Plusieurs dizaines de personnes hostiles à la junte au pouvoir en Guinée ont été tuées par balles lundi et deux importants dirigeants de l'opposition blessés lors d'une sanglante répression par les forces de l'ordre d'une manifestation.

C'est la première fois que la junte militaire réprime dans le sang une manifestation d'opposants, depuis son arrivée au pouvoir il y a neuf mois. Le rassemblement dans un stade avait été interdit dimanche et maintenu par l'opposition. Des dizaines de milliers de manifestants s'étaient rassemblés lundi dans le plus grand stade de Conakry pour s'opposer à l'éventuelle candidature du chef de la junte, le capitaine Moussa Dadis Camara, à l'élection présidentielle de janvier.

«Non à Dadis» et «à bas l'armée au pouvoir», pouvait-on lire sur des pancartes brandies par des jeunes.

Ces violences interviennent au moment où la communauté internationale fait pression sur le chef des putschistes, au pouvoir depuis le coup d'État du 23 décembre 2008, pour qu'il respecte ses engagements de ne pas se présenter à l'élection et de laisser le pouvoir aux civils.

«C'est la boucherie ! Un carnage... Il y a des dizaines de morts» qui ont été apportés à la morgue, a déclaré un médecin du Centre hospitalier universitaire de Donka, le plus grand établissement sanitaire de Conakry.

Cinquante-huit cadavres ont été apportés lundi à la morgue du Centre hospitalier universitaire de Donka, à Conakry, après un grand rassemblement de l'opposition réprimé par les forces de l'ordre, a affirmé à l'AFP un médecin, sous couvert de l'anonymat.

Auparavant, le correspondant de l'AFP avait lui-même dénombré au moins une dizaine de cadavres portant des traces de balles, couchés à même le sol dans l'enceinte du stade du 28-septembre. D'autres journalistes locaux ont affirmé avoir vu au moins 27 cadavres.

La junte militaire avait interdit ce rassemblement de l'opposition, officiellement pour ne pas troubler l'ordre public avant la fête de l'indépendance le 2 octobre.

Mais les «forces vives» (partis politiques, syndicats et société civile) avaient maintenu le mot d'ordre de rassemblement.

L'ancien premier ministre Cellou Dalein Diallo, candidat à l'élection présidentielle et leader de l'Union des forces démocratiques de Guinée (UDFG, opposition), a été «blessé» au cours de la manifestation, tout comme l'ancien chef de gouvernement Sidya Touré, leader de l'Union des forces républicaines (UFR, opposition), selon leurs récits.

Ils ont été conduits au camp militaire Alpha Yaya Diallo, siège de la junte, puis transportés dans une clinique pour y être soignés.

M. Dalein Diallo a déclaré par téléphone à l'AFP depuis la clinique Pasteur qu'«il y avait une volonté délibérée de nous éliminer aujourd'hui, nous les opposants». Il a précisé avoir «deux côtes cassées» et une «blessure à la tête».  Sidya Touré a indiqué avoir été, lui aussi, «blessé à la tête».

Lundi matin, un important dispositif de sécurité avait été déployé à tous les grands carrefours de la capitale, avec des voitures de police et des véhicules militaires.

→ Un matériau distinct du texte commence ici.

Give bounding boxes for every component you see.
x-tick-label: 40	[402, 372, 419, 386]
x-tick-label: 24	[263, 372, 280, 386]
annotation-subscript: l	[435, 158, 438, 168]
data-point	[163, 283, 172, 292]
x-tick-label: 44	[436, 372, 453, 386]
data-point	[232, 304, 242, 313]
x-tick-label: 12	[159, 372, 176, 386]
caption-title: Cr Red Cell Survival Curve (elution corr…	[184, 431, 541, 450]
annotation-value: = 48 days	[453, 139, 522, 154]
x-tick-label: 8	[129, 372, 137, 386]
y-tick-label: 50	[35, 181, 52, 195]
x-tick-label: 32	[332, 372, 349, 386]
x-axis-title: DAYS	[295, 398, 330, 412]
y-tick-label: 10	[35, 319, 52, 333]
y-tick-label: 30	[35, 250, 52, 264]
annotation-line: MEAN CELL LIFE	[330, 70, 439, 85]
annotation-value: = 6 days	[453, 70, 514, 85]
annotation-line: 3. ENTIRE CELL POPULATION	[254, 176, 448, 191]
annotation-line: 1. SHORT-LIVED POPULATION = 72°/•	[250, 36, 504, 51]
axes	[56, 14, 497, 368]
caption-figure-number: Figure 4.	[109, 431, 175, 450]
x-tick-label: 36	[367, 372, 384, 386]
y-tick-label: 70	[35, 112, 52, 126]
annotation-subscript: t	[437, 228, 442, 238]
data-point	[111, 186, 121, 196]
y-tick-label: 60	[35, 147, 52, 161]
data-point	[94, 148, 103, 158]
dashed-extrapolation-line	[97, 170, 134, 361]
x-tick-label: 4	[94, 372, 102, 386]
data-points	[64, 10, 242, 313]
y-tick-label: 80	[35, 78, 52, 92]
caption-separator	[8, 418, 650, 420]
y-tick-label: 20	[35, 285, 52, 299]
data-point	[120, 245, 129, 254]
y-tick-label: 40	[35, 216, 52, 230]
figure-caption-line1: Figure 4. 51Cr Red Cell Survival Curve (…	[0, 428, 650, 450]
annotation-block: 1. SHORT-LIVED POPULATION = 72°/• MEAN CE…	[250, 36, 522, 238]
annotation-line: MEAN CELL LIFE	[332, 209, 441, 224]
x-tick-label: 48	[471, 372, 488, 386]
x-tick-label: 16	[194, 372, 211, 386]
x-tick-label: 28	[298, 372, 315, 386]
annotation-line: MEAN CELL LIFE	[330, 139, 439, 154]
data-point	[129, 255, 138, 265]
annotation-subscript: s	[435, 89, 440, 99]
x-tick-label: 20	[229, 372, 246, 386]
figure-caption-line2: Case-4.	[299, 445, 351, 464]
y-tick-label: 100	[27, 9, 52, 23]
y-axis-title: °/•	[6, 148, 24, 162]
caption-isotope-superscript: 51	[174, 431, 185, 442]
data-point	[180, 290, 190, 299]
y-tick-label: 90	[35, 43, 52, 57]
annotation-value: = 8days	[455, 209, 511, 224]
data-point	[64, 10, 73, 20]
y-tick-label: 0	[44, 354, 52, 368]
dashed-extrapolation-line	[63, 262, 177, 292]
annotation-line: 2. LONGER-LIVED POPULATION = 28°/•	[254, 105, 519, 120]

Les stations services étaient fermées tout comme de nombreuses boutiques.

En milieu de matinée, les forces de l'ordre ont d'abord violemment dispersé les opposants à l'aide de matraques et de grenades lacrymogènes près du stade de la capitale, et arrêté des dizaines de personnes.

Le stade de 25.000 places s'est ensuite empli d'une foule de manifestants, débordant jusque sur les pelouses et aux abords. Des tirs ont alors été entendus.

Samedi, le chef de la junte s'était rendu dans la ville de Labé, fief de Cellou Dalein Diallo, où 20.000 personnes avaient manifesté quelques jours plus tôt contre sa venue et son éventuelle candidature à la présidentielle.